And because I was living so far away and had to save up to come see the show, it often felt like they were the only friendly faces and looking forward to getting to see them got me through into many a long, dark night. I have not gone back to the Imperial since it closed, not just because I do not care for Carousel at all, but because my Imperial was draped in red and gold with chandeliers and a majestic and agreeable spectacle. As long as I don't actually enter the Imperial, I can pretend it still lives on in there.

Now, there is a lot to be said about Comet, particularly it's closing, that I will save for one of my writers of color, who might see things that I don't. But I can say this much about it- every single character made me want to be a better version of myself.

Natasha wanted me to actually see the sky and stars and feel at one with the universe. Sonya made me want to be a better friend. Marya made me want to hold down a fort even half as well as her. Héléne made me want to walk tall and with confidence. Anatole made me want to live freely for just a moment, without everything else that weighs me down. I could go on. Hell, the show made me want to read the entirity of War and Peace in four days. Is that really relevant?

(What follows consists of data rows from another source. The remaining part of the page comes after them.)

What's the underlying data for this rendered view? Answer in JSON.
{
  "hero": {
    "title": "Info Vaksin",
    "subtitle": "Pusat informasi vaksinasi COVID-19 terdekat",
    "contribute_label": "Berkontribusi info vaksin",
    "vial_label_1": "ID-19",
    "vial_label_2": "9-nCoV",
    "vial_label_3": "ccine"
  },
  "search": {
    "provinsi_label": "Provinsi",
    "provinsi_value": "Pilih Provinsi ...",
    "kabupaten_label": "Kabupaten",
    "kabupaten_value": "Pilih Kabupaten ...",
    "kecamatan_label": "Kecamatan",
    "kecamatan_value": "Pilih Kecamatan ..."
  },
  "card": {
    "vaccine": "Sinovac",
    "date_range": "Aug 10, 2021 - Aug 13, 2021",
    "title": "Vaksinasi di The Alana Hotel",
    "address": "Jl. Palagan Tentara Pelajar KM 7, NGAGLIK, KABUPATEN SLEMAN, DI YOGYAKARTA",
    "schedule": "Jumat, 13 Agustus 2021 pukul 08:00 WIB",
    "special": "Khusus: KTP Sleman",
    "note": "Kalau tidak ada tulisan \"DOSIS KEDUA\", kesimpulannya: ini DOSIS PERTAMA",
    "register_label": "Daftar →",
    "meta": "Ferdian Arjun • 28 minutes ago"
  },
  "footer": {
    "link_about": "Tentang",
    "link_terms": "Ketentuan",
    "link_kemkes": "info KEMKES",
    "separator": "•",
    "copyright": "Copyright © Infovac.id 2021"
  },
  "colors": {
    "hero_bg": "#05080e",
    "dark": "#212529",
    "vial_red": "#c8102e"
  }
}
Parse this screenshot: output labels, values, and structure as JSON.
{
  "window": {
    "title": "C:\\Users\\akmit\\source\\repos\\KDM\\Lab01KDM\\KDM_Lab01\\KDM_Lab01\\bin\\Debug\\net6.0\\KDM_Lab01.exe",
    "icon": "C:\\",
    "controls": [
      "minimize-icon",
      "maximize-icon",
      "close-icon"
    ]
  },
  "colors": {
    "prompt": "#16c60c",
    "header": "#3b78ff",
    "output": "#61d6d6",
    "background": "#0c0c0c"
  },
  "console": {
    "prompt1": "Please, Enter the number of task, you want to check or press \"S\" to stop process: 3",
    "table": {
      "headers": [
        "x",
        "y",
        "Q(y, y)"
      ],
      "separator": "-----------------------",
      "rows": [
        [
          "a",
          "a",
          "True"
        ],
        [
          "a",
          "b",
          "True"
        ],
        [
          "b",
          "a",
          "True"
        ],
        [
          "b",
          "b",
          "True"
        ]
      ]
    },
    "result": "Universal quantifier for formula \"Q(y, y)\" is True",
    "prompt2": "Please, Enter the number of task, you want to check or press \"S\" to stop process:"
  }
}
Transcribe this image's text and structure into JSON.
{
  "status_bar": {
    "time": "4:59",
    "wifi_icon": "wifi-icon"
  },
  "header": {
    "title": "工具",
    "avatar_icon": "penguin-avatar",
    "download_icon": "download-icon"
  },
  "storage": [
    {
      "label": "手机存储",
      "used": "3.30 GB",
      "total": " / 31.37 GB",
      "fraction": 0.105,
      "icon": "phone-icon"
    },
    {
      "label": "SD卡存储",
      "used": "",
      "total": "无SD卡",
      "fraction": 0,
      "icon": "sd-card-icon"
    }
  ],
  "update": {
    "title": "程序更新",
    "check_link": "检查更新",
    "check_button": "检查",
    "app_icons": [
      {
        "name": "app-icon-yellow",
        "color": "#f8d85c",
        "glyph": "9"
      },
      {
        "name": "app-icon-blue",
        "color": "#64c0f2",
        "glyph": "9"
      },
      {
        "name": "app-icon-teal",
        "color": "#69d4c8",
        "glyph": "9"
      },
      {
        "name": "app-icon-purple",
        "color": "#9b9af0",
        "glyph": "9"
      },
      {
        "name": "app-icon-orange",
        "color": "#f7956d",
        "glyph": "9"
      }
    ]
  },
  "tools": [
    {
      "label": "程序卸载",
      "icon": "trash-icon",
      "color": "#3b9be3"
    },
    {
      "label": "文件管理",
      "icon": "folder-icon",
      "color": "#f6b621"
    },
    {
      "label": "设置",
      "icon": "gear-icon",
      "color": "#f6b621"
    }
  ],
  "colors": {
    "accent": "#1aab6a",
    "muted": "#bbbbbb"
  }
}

No, but I want to brag about it.

And I think there's a reason that this misfit felt at home there... because I think it was a home for misfits. Because Brittain Ashford has such a distinctive voice and was told she couldn't be Éponine because she didn't have the voice and Dave wrote a part just for her. Because Phillipa Soo didn't particularly like the song Dave wrote her so she read War and Peace and found the parts that she felt really highlighted her character and he wrote her a new one. Because no one else would write Gelsey Bell a piece that lets her do that thing with her voice. Because Josh Groban was joining, so he wrote a six minute powerhouse piece that changes our understanding of Pierre completely.

Dave Malloy wrote a love letter to all the misfits... and at least this misfit is writing one back. Thank you, Dave. Thank you for writing something that united us, that I could share with my mother, that was so precious that it hurt to lose. May the star Rebecca and I bought you always twinkle overhead and lead us all into a new life.